The ignorance described in this piece is ignorance of walls, limitations, and naysayers. This ignorance supports continually learning for the sake of it and exploration into any field that fills your fancy. Ignorance is freedom.
I started my exploration into web design and development in a Computer Fundamentals for Business class, which taught how to make a website for about 3 weeks of the course. This was the very basics, with HTML layouts built with tables and inline CSS; looking back, I realize how outdated and lazy it was for them to teach students this way. Nevertheless, I was hooked from the first time I saw my webpage completed in all its Web 1.0 glory. From then on, I began delving deeper into all that I could discover about building on the web.

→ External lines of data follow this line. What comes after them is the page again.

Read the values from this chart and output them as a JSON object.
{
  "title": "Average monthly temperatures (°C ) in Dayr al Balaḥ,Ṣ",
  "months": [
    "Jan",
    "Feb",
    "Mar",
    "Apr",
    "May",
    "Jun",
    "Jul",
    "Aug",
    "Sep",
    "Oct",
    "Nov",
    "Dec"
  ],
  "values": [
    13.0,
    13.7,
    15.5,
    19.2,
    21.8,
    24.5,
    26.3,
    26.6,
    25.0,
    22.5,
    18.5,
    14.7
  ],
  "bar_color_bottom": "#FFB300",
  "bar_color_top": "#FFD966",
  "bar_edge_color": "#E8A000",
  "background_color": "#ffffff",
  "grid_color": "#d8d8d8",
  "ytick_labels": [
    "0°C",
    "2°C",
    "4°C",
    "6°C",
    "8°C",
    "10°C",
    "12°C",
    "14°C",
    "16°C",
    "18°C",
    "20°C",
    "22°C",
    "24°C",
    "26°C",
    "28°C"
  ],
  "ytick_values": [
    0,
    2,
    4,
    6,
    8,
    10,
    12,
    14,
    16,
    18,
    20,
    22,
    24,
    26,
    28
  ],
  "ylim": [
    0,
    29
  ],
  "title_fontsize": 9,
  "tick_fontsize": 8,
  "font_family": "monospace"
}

Looking through various design and development programs in higher education, or even at the job market in the industry, there are many constraints put on what you must know to earn that piece of paper or position. There is no standard definition on the requirements behind being a professional designer or supreme developer ninja (as so many of the uninformed like to all it); you must know Photoshop, even though you can perform the same tasks in other applications such as Sketch, or the school only teaches C and Java, when your dream job requires more modern languages like Ruby, Python, or PHP.

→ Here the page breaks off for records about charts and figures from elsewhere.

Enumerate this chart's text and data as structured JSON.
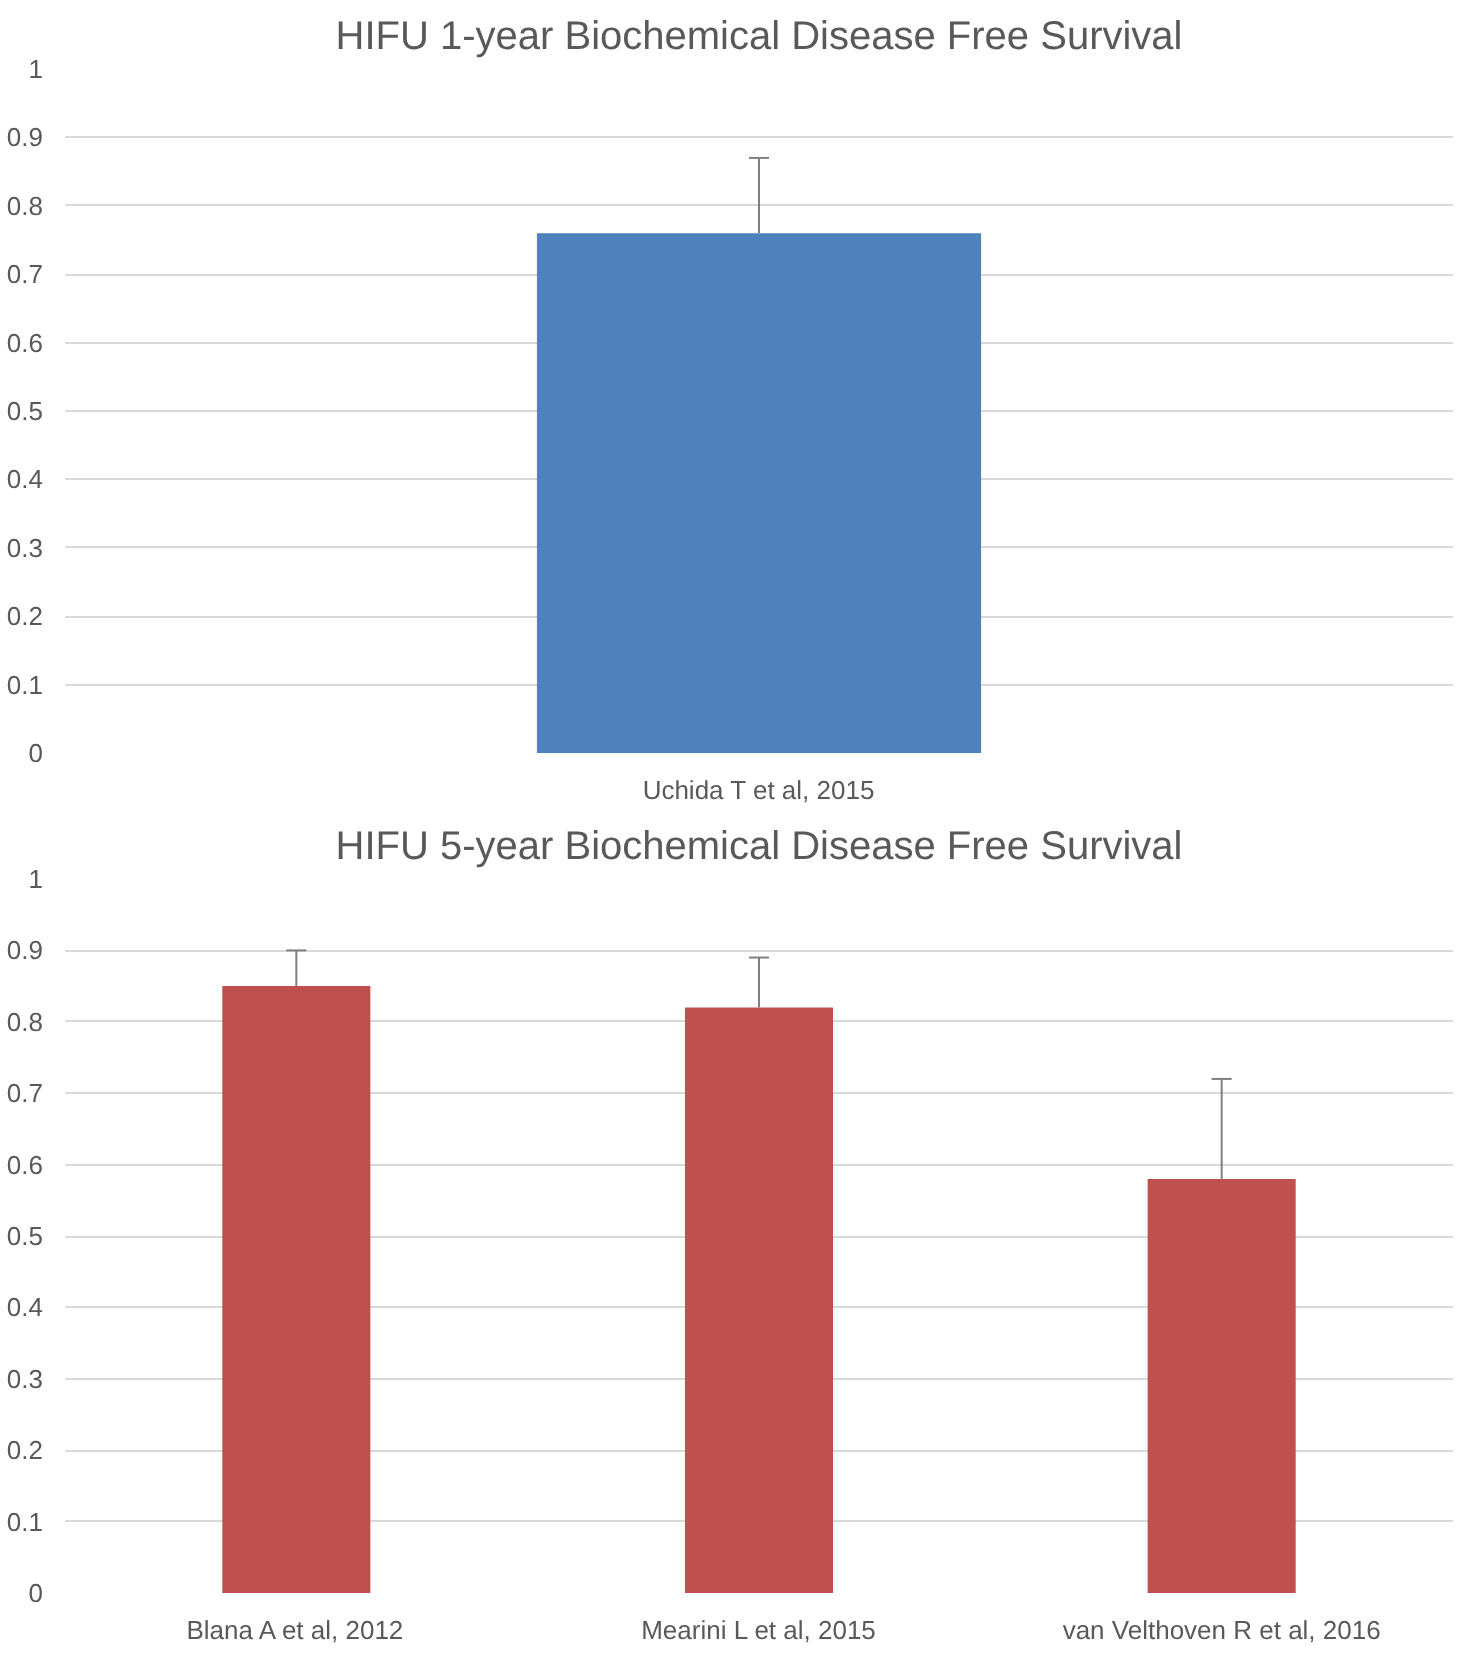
{
  "chart_data": [
    {
      "type": "bar",
      "title": "HIFU 1-year Biochemical Disease Free Survival",
      "categories": [
        "Uchida T et al, 2015"
      ],
      "values": [
        0.76
      ],
      "color": "#4f81bd",
      "errors": [
        [
          0.76,
          0.87
        ]
      ],
      "ylim": [
        0,
        1
      ],
      "yticks": [
        0,
        0.1,
        0.2,
        0.3,
        0.4,
        0.5,
        0.6,
        0.7,
        0.8,
        0.9,
        1
      ],
      "grid": "y",
      "legend": false
    },
    {
      "type": "bar",
      "title": "HIFU 5-year Biochemical Disease Free Survival",
      "categories": [
        "Blana A et al, 2012",
        "Mearini L et al, 2015",
        "van Velthoven R et al, 2016"
      ],
      "values": [
        0.85,
        0.82,
        0.58
      ],
      "color": "#c0504d",
      "errors": [
        [
          0.85,
          0.9
        ],
        [
          0.82,
          0.89
        ],
        [
          0.58,
          0.72
        ]
      ],
      "ylim": [
        0,
        1
      ],
      "yticks": [
        0,
        0.1,
        0.2,
        0.3,
        0.4,
        0.5,
        0.6,
        0.7,
        0.8,
        0.9,
        1
      ],
      "grid": "y",
      "legend": false
    }
  ]
}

Why do we confine ourselves into these barriers of knowledge instead of pushing past the limits of our job/degree requirements and keeping improving ourselves without someone saying it’s not necessary or just a waste of time? This may have just been a rant about personal journey into finding a job in the web world and the frustration at the various definition of what constitutes a web designer, front-end developer, or web developer, but the lesson I leave you with is to ignore these definititions and limits to explore what you want and enjoy what you do. Hopefully, this will leave you with bliss.